Dem „Wilsberg“-Ensemble dabei zuschauen, wie sich die Figuren in den beinahe immer gleichen Bahnen umkreisen, hat vor allem deshalb über 20 Jahre so gut funktioniert, weil sich die Temperamente so gut ergänzen. Der Phlegmatiker Wilsberg und die Cholerikerin Springer, der Melancholiker Ekki und die begeisterungsfähige Sanguinikerin Alex, sie halten die Balance, die durch den Wahnsinn von Overbeck, aber natürlich vor allem durch die Mordfälle gestört wird. Denn obwohl es sich bei „Wilsberg“ um Krimi-Komödien handelt und viele Fälle auf den ersten Blick skurril anmuten, werden doch sehr häufig Skandale und andere Themen von hoher gesellschaftlicher Relevanz verhandelt. So auch in der Jubiläumsfolge, in der eine Liste eines Bonuskarten-Anbieters Ekki Talkötters Leben auf den Kopf stellt. Wilsberg könnte das nicht passieren. Er kommt weiterhin ohne Waffen, eigenes Auto oder Smartphone aus. Sein Telefon ziert eine Wählscheibe, und er bevorzugt weiterhin Rabattmarken.

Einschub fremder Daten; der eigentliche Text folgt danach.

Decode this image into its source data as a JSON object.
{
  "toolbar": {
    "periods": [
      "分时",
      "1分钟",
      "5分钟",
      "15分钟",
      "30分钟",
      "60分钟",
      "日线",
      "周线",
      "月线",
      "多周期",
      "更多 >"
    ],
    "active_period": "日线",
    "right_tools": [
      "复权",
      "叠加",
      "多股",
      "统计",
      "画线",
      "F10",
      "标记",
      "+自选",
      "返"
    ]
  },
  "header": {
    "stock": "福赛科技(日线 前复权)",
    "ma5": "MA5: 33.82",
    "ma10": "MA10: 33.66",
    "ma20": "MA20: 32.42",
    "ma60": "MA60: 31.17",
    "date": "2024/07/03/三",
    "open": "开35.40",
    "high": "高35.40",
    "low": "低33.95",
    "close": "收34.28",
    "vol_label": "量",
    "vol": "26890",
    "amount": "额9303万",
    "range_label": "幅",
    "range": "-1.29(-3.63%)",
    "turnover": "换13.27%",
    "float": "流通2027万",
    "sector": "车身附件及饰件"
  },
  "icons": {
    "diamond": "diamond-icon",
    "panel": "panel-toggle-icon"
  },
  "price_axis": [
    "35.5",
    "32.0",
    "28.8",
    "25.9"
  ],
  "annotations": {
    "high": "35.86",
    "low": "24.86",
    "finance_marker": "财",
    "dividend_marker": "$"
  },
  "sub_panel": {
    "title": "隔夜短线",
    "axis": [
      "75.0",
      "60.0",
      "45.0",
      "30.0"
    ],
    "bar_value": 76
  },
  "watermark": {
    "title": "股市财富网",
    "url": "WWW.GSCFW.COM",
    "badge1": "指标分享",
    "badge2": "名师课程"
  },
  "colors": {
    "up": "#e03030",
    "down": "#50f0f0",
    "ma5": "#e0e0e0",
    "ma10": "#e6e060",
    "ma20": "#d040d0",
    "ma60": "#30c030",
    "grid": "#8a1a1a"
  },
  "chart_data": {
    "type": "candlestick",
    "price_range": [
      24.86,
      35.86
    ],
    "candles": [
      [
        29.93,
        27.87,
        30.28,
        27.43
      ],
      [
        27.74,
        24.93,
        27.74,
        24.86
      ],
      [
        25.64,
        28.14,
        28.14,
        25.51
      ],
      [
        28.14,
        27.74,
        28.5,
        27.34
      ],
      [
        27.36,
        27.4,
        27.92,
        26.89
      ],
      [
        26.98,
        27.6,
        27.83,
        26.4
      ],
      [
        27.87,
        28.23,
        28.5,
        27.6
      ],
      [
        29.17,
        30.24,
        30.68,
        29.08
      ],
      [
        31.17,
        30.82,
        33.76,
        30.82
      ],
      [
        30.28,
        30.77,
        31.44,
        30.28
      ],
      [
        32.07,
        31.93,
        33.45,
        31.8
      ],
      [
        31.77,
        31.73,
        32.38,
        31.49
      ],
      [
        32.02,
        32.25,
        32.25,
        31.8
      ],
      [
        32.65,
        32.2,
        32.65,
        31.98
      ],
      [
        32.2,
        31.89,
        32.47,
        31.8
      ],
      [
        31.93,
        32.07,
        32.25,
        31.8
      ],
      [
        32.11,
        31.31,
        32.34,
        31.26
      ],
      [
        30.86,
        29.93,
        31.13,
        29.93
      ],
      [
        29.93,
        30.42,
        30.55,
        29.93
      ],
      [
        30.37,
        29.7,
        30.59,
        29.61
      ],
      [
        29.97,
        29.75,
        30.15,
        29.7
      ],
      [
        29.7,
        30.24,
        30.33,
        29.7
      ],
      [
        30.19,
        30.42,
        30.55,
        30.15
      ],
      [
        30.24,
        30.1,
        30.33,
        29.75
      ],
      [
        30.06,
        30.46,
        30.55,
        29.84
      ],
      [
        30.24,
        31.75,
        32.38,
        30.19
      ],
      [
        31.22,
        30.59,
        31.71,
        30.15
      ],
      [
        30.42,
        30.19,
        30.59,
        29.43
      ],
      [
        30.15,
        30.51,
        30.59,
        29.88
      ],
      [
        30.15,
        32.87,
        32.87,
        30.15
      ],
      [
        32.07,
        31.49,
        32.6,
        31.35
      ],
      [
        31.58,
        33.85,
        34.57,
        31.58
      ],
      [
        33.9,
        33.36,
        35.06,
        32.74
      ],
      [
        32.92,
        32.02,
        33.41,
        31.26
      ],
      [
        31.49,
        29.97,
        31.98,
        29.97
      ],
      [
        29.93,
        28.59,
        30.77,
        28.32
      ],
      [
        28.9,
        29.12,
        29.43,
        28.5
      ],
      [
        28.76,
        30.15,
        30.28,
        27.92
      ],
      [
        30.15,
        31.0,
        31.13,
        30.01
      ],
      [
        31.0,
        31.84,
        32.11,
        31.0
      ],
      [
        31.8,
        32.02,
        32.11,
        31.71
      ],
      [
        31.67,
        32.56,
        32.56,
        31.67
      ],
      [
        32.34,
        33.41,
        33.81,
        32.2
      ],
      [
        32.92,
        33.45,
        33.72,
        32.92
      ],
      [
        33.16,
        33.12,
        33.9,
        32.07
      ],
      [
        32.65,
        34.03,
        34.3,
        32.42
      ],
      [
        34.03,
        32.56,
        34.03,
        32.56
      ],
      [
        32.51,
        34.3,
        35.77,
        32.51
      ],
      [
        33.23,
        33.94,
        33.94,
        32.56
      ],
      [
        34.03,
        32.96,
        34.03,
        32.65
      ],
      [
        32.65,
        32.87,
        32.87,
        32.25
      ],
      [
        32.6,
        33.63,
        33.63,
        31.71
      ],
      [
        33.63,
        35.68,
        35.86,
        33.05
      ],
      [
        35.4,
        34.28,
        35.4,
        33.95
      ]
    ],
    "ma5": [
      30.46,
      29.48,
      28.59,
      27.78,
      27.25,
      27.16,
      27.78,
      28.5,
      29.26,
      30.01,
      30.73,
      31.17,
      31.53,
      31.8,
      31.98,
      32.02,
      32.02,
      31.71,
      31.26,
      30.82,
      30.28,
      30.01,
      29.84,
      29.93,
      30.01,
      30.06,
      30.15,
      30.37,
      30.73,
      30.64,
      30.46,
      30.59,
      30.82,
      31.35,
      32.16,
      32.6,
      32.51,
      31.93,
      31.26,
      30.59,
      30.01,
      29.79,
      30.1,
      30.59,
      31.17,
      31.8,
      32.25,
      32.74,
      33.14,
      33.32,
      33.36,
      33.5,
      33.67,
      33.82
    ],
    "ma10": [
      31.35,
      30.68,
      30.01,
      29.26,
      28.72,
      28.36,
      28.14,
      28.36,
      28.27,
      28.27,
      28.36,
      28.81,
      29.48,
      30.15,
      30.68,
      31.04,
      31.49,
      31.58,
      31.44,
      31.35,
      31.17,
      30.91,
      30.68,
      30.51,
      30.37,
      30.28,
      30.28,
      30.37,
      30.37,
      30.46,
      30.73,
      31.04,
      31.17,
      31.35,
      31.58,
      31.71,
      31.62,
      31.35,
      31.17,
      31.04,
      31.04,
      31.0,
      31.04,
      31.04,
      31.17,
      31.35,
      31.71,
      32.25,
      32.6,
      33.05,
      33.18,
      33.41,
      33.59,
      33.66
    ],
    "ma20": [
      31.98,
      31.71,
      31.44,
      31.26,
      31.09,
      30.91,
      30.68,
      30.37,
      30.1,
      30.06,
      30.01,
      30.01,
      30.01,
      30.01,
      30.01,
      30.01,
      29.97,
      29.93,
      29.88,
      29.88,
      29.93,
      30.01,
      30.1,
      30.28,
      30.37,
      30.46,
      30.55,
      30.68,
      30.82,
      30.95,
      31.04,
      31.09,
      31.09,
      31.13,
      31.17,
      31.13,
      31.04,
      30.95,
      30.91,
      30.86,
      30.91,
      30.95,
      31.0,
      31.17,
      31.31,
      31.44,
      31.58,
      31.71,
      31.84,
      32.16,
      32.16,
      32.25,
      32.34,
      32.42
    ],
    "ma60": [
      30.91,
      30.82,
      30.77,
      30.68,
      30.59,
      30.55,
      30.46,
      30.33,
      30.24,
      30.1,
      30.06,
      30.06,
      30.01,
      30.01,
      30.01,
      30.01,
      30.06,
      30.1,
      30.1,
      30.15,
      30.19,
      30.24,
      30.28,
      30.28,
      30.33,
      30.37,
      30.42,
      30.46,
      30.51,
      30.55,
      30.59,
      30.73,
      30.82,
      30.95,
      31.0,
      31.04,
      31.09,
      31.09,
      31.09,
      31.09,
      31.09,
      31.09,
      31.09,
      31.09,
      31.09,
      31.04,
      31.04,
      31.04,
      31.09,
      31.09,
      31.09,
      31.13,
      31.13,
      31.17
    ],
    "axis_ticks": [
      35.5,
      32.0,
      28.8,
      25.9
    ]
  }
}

Welche Wünsche Lansink für die Zukunft der Reihe hat? „Wilsberg soll Single bleiben, das kommt mir sehr entgegen. Mit Anna Springer, das darf nichts werden, sonst ist die Spannung raus.“ Und eine Folge auf Norderney, der Lieblingsinsel der Münsteraner, oder in Osnabrück, wo der zweite Teil des Westfälischen Friedens geschlossen wurde, wäre schön.